Definitions of Transnationalism

The terms ‘transnationality’ and ‘transnationalism’ are considered by Jackson, Crang and Dwyer (2004, 4) to be trend words in the social sciences, though they believe that the ties and interactions that embody these terms have been in existence for a long time. Al-Ali and Koser (2002, 1) question whether any new developments have occurred since researchers first began describing ‘international migration as “transnational migration”, international migrants as “transnational migrants”, and their activities and identities as examples of “transnationalism”’. The attention given to the subject of transnationalism is ongoing. Yet it is unclear what status is given to those individuals, groups of individuals or communities considered to be transnationals and what it means to the wider society that someone is a transnational.

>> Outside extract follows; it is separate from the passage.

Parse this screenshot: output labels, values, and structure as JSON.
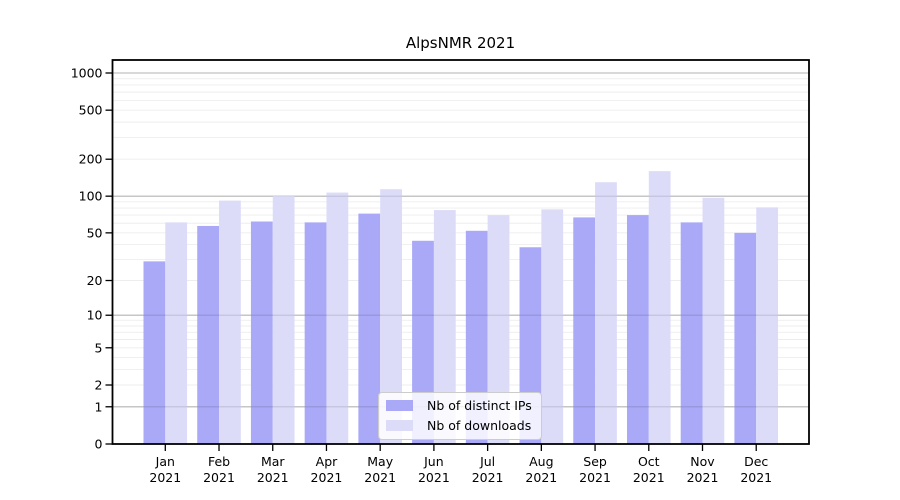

If transnationalism is about maintaining ties to a homeland or culture, then a distinction between a migrant and a transnational is possible on the basis of the contact that a migrant has with the homeland or culture and whether that contact is limited to other migrants in the host country. Migrants, unlike transnationals, maintain involvement in only one space (Rouse 2004, 28). To a transnational, relationships, connections, and families occur across boundaries though not necessarily involving the mobility that we might expect of a migrant. Transmigrants claim or are claimed by two or more nation-states, one of which is their state of origin (Glick Schiller 1999). This argument is supported by Basch, Glick Schiller and Blanc (1995) and Al-Ali and Koser (2002), who say that transmigrants are immigrants who develop and maintain economic, social, religious, and organisational relationships that span borders. Pacific transnationals, like those transnationals described by Glick Schiller, operate in social fields that transgress geographical, political and cultural borders. Van Amersfoort and Doomernik prefer to keep the term ‘transnational community’ to refer to those ‘that have kept their cultural identity and whose members are still guided by specific cultural norms in important areas of behaviour’ (2002, 59).